A possibilidade de subalternos falarem de saúde foi uma das questões que nos inquietaram para a escrita deste texto. Por mais que existam vozes das periferias, elas não têm o mesmo poder de influência para mudar a situação de saúde, tal como as falas acadêmicas. Esse texto busca trazer a voz marginal, para que ela diga por si própria suas inquietações em saúde. Eles não precisam ser tutelados para serem ouvidos, eles precisam ser ouvidos para deixarem de ser tutelados.

Ao buscar aprender a falar ao (em vez de ouvir ou falar em nome do) sujeito historicamente emudecido da mulher subalterna, o intelectual pós-colonial sistematicamente "desaprende" o privilégio feminino. Essa de aprendizagem sistemática envolve aprender a criticar o discurso pós-colonial com as melhores ferramentas que ele pode proporcionar e não apenas substituindo a figura perdida do (a) colonizado (a). (SPIVAK, 2010, p. 88)

A tutela rouba o protagonismo de quem realmente conhece a realidade vivida. Muitas mulheres têm feito discursos em nome dos direitos sexuais e reprodutivos de mulheres negras, que por sua vez, têm encontrado pouco espaço para falar de suas inquietações. Mesmo com dados epidemiológicos e diversas métricas, não é a voz das negras que interpreta os dados e dá significado a eles.

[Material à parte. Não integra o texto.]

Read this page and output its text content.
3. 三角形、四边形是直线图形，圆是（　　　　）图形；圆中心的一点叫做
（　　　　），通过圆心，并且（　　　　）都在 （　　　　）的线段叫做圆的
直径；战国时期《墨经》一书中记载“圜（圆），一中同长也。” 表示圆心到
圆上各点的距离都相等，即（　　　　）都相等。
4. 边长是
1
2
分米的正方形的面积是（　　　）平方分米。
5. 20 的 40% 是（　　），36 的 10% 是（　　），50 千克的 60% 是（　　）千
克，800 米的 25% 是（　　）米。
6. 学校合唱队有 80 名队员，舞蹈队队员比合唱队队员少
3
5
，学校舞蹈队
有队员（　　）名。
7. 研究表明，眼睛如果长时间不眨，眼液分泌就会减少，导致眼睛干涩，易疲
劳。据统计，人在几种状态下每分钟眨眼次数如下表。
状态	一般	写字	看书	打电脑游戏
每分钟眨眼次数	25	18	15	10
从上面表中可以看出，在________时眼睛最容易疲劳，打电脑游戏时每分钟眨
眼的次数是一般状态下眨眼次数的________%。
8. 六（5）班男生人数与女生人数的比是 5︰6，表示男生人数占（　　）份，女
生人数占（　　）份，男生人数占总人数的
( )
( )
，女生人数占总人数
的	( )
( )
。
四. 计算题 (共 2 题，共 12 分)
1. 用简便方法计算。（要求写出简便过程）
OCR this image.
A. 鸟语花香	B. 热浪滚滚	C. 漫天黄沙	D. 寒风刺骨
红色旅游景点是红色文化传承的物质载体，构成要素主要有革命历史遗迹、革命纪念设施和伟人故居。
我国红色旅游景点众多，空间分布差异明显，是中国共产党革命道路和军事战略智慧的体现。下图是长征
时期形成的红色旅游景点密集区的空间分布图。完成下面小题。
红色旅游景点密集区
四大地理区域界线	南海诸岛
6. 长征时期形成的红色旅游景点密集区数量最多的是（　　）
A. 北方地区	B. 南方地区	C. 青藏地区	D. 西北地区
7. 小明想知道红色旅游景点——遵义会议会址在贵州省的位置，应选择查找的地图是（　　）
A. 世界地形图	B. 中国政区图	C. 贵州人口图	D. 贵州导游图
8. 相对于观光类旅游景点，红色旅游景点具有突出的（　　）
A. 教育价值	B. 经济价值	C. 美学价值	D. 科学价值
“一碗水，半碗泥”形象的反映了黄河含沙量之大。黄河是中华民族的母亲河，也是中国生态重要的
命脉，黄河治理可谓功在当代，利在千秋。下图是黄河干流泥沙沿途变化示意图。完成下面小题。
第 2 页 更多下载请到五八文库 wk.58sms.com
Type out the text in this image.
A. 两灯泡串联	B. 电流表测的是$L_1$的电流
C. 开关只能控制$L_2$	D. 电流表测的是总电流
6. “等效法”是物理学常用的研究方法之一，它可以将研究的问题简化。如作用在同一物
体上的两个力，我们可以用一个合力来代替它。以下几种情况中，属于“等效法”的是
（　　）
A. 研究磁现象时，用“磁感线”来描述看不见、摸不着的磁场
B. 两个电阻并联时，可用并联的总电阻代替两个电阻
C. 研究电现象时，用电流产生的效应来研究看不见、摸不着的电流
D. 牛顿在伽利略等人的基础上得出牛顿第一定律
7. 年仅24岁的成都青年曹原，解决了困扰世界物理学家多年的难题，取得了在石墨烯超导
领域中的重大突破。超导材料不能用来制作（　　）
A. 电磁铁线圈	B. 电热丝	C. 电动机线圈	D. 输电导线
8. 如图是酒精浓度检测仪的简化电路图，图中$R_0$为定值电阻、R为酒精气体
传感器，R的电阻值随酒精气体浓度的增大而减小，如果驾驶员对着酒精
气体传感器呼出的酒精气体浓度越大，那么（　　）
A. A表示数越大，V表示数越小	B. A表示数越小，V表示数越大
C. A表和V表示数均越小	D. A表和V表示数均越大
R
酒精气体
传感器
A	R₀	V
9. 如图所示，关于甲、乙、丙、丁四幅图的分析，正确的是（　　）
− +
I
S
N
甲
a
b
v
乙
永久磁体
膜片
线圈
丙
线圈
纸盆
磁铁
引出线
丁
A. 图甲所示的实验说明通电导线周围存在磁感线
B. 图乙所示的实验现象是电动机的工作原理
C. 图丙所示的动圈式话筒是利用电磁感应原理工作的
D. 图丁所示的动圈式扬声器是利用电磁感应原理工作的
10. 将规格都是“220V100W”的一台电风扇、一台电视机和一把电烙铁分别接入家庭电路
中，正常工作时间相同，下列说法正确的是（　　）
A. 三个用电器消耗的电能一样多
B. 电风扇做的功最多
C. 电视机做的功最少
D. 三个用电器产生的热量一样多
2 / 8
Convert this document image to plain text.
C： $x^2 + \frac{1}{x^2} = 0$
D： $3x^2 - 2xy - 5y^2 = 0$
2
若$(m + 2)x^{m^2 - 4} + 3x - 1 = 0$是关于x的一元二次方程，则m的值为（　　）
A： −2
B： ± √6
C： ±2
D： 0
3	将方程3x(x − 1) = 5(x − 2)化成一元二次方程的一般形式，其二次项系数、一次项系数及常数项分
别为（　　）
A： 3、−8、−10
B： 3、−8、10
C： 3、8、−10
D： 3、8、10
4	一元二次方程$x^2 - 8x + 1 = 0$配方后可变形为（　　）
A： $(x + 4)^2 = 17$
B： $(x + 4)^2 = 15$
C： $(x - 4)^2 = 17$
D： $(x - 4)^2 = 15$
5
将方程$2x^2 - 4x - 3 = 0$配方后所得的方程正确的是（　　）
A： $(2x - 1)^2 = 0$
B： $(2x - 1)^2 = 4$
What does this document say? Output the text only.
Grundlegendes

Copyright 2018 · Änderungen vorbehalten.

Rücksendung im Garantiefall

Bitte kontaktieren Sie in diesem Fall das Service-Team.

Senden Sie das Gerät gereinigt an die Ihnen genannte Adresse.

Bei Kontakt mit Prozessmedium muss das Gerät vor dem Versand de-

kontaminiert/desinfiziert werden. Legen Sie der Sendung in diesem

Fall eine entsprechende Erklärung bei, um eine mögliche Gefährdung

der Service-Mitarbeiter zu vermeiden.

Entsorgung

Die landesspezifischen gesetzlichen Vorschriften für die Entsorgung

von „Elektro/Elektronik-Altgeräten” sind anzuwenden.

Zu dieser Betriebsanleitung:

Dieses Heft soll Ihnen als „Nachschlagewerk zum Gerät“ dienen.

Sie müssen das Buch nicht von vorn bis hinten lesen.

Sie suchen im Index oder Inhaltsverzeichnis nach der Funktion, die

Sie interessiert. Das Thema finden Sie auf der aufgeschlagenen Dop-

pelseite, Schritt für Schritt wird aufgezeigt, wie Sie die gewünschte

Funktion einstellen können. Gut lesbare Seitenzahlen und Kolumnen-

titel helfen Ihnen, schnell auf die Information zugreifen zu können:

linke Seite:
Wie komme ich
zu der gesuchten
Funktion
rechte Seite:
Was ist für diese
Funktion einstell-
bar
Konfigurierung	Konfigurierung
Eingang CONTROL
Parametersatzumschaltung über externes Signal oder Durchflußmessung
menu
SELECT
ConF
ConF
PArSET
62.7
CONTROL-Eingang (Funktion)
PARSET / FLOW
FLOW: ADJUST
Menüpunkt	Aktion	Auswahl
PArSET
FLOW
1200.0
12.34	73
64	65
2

Elas são sufocadas pela tutela paternalista que as impedem de falar por si mesmas.

A invisibilidade das pessoas negras faz com que suas realidades, seja na saúde e em outras áreas, sejam retratadas pela ótica racista de construção social. A literatura, para Dalcastagnè (2008), é um espaço que tem afastado autores negros, com poucos escritores e poucos personagens. Trata-se de homogeneidade de discursos que invisibiliza as pessoas negras. “A ausência de personagens negros na literatura não é apenas um problema político, mas também um problema estético, uma vez que implica na redução da gama de possibilidades de representação.” (Dalcastagnè, 2008, p. 97)

Na pesquisa feita por Dalcastagnè (2008) com 258 romances e 165 escritores diferentes, 93,59 % dos escritores são brancos. Em 56,6% do romances não há nenhuma personagem não branca. Os negros são 7,9 % das personagens, 5,8 dos protagonistas e 2,7 % dos narradores. 33% das crianças e 56% dos adolescentes negros são dependentes químicos em contraposição a 4% das crianças e 8% das personagens adolescentes brancas. Mais de um quinto dos negros representados nos romances são bandidos ou contraventores, “[...] o homem negro diante da mulher branca continua sendo representado como o animal sujo cobiçado pela fêmea depravada, ele é o corpo desprezível que a mulher branca, em sua irracionalidade deseja” (Dalcastagnè, 2008, p. 98). As mulheres negras aparecem nas atividades de domésticas e prostitutas, enquanto as brancas a ocupação predominantemente a posição de donas-de-casa. As personagens de religiões de matriz africana em 81,1% dos casos são pobres e miseráveis.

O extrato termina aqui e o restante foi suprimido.